Self-exclusion apps are used by bettors to voluntarily ban them from gambling for a restricted period of time. Self-exclusion apps are often used by those who struggle to control their gambling and those who are vulnerable. GamStop is the multi-operator self-exclusion scheme for the online sector.

PPB is being fined because, on 21 November 2021, the operator’s app sent a push notification offering enhanced odds for a football match between Spurs and Leeds to devices that were either linked to accounts that were GamStop registered, or devices linked to accounts that were self-excluded with the licensee.

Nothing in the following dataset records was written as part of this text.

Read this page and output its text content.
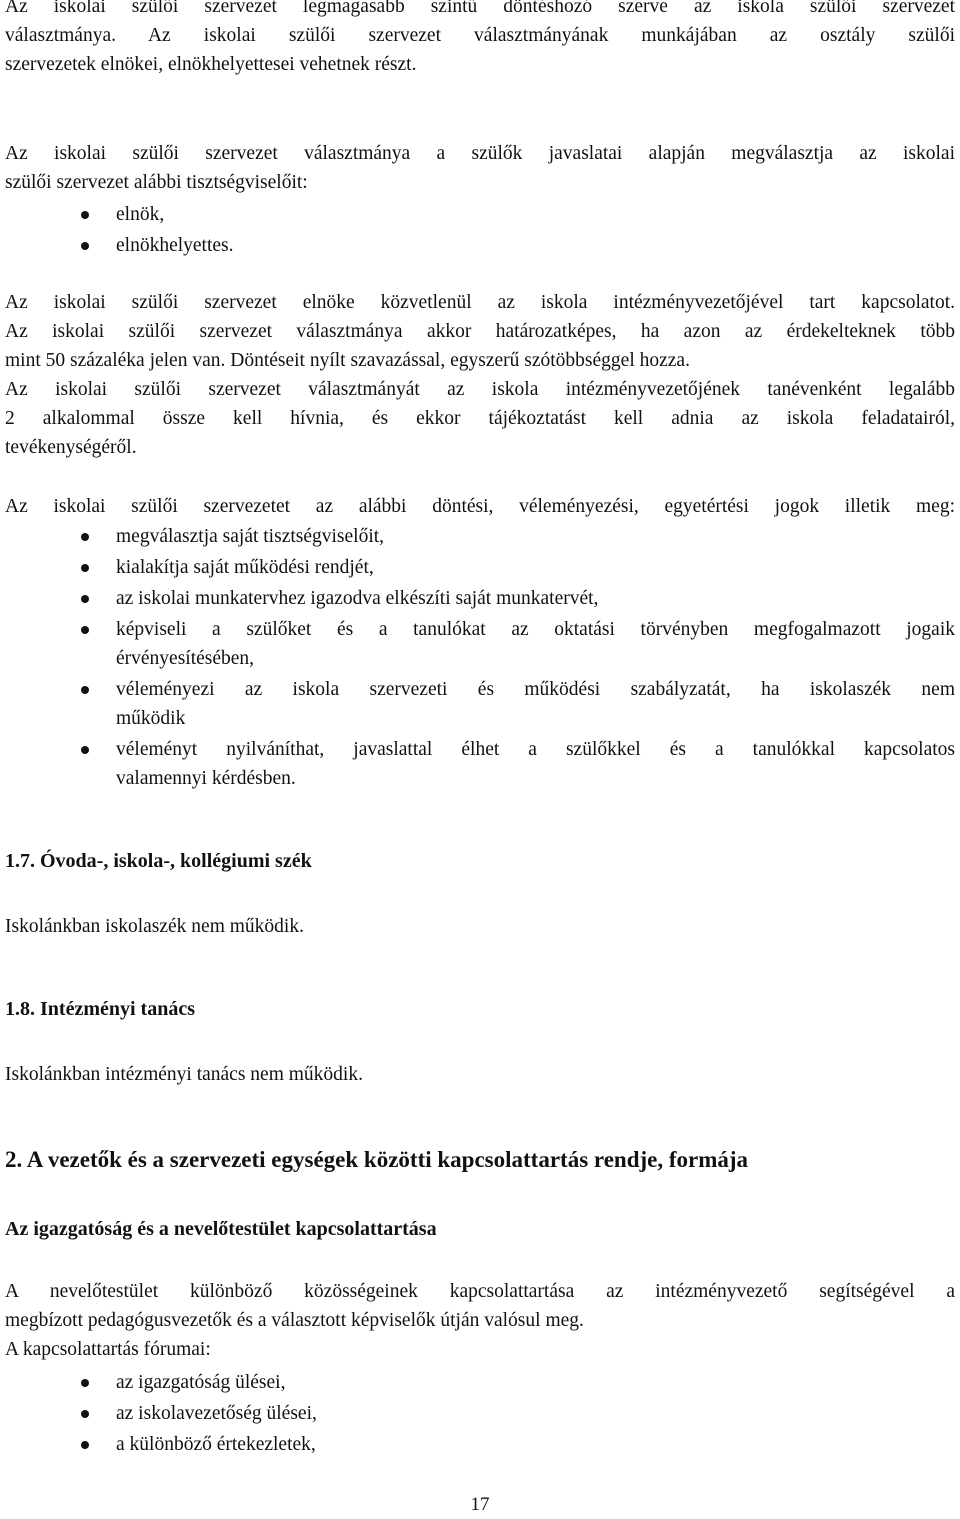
Az iskolai szülői szervezet legmagasabb szintű döntéshozó szerve az iskola szülői szervezet
választmánya. Az iskolai szülői szervezet választmányának munkájában az osztály szülői
szervezetek elnökei, elnökhelyettesei vehetnek részt.
Az iskolai szülői szervezet választmánya a szülők javaslatai alapján megválasztja az iskolai
szülői szervezet alábbi tisztségviselőit:
elnök,
elnökhelyettes.
Az iskolai szülői szervezet elnöke közvetlenül az iskola intézményvezetőjével tart kapcsolatot.
Az iskolai szülői szervezet választmánya akkor határozatképes, ha azon az érdekelteknek több
mint 50 százaléka jelen van. Döntéseit nyílt szavazással, egyszerű szótöbbséggel hozza.
Az iskolai szülői szervezet választmányát az iskola intézményvezetőjének tanévenként legalább
2 alkalommal össze kell hívnia, és ekkor tájékoztatást kell adnia az iskola feladatairól,
tevékenységéről.
Az iskolai szülői szervezetet az alábbi döntési, véleményezési, egyetértési jogok illetik meg:
megválasztja saját tisztségviselőit,
kialakítja saját működési rendjét,
az iskolai munkatervhez igazodva elkészíti saját munkatervét,
képviseli a szülőket és a tanulókat az oktatási törvényben megfogalmazott jogaik
érvényesítésében,
véleményezi az iskola szervezeti és működési szabályzatát, ha iskolaszék nem
működik
véleményt nyilváníthat, javaslattal élhet a szülőkkel és a tanulókkal kapcsolatos
valamennyi kérdésben.
1.7. Óvoda-, iskola-, kollégiumi szék
Iskolánkban iskolaszék nem működik.
1.8. Intézményi tanács
Iskolánkban intézményi tanács nem működik.
2. A vezetők és a szervezeti egységek közötti kapcsolattartás rendje, formája
Az igazgatóság és a nevelőtestület kapcsolattartása
A nevelőtestület különböző közösségeinek kapcsolattartása az intézményvezető segítségével a
megbízott pedagógusvezetők és a választott képviselők útján valósul meg.
A kapcsolattartás fórumai:
az igazgatóság ülései,
az iskolavezetőség ülései,
a különböző értekezletek,
17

As a consequence of breaching the rules implemented by the Gambling Commission, PPB has been fined £490,000. Its responsibilities were to take all steps to prevent any marketing material being sent to a self-excluded customer, and to remove the data of self-excluded bettors from any marketing database within two days of receiving the notification that the customer has decided to self-exclude. 

This fine comes one month after Betfair received a SEK 4m penalty fee from the Swedish Gambling Authority (Spelinspektionen) for allowing customers to bet on the Under-21 (U21) Allsvenskan football league.

CEO of Flutter UK&I Ian Brown sent a statement to Gambling Insider, saying: “Flutter’s ambition is to lead the industry in safer gambling and we apologise for this mistake. The push notification in question was sent in error and, once discovered by our team, we took immediate steps to rectify the issue and proactively notified the Gambling Commission.

"We know that neither Paddy Power nor the regulator received any complaints about the message. We continue to work closely with the Gambling Commission in all areas and we are committed to operating at the highest possible levels of responsibility.”

Kay Roberts, Gambling Commission Executive Director of Operations, said: “Although there is no evidence the marketing was intentional, nor that all the people with apps saw the notification, or that self-excluded customers were allowed to gamble, we take such breaches seriously.

“We would advise all operators to learn from the operator’s failures and ensure their systems are robust enough to always prevent self-excluded customers from being sent promotional material.”